Recently at work, i had to remind some folks of something important: In order to provide the best service possible, you should build things that can fail.
At work, we're in the process of moving a lot of things from big iron systems to a more distributed architecture. What's generally counter-intuitive when doing something like that is things break a lot more. Machines and services go up and down all the time. The absolute worst thing one can do in that situation is to provide a boolean "All or Nothing" approach. If you do that, your customers may wind up a good deal like the passengers aboard a certain spaceship awaiting packets of lemon soaked paper napkins. In spite of what those of us with OCD insist on telling ourselves, ours is an imperfect world, and the sooner we adjust to that fact, the better.
As an example, right now i'm prevented on fixing a bug because a system that a system that a system i rely upon is down for unfathomable reasons. Said system provides a single element of data that while useful, isn't really critical. The data could be zeroed (so that folks that are looking for it don't break) or faked (since there's no dependency issues) with few the wiser.
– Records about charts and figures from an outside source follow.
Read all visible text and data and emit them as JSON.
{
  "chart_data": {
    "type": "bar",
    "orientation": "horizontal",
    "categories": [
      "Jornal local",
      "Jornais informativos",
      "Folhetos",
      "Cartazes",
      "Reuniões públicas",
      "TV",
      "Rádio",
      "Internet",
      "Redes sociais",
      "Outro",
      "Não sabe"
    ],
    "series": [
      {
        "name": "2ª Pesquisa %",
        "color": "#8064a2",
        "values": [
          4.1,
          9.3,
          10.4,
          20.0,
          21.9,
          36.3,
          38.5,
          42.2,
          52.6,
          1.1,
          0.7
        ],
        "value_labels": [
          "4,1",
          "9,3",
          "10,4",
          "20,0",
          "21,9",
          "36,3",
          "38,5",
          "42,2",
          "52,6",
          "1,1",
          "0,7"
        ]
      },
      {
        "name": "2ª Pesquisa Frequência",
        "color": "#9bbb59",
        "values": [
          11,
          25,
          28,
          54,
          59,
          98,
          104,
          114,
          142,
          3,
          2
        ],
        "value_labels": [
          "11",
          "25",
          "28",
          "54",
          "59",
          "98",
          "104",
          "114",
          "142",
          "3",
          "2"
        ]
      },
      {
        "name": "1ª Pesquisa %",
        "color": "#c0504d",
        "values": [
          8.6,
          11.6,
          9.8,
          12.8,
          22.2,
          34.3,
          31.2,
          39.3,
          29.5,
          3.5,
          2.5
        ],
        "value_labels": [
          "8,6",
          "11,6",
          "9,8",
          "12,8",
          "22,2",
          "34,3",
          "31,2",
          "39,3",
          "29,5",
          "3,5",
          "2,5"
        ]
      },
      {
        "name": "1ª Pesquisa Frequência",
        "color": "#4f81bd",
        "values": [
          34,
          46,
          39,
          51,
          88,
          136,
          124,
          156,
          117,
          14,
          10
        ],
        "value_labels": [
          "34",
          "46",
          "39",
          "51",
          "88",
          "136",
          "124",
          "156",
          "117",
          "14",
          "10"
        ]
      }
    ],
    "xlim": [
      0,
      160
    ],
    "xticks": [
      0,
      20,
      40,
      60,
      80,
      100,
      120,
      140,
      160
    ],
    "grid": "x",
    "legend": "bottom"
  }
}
Chances are, if you really reduce the set of data you absolutely have to send (and i don't mean "You absolutely need to send the user's background graphic otherwise the world will end!", i'm talking the absolute smallest data set you can send and have the site be tolerably functional), you'll be amazed by what little data you really need. Heck look at Twitter as an example. While they can provide a huge pile 'o data, ultimately the smallest set is the message, who sent it, and when.
Why pare down to the base essentials? Because it's easier to focus on three or four items and make sure that set of data is critically available. The nice thing is that once you've done that, it's fairly easy to tackle the next set of less critically available data while knowing that should that fail, you're not off the air and so on. When you build things to fail, you're ensuring that your stuff will work as well as possible. That makes your system more robust and reliable, which means that services that rely on you are more robust and reliable.
And thus, this is how you get to Yahoo/Google levels of reliable services, because both of those folks absolutely build things to fail.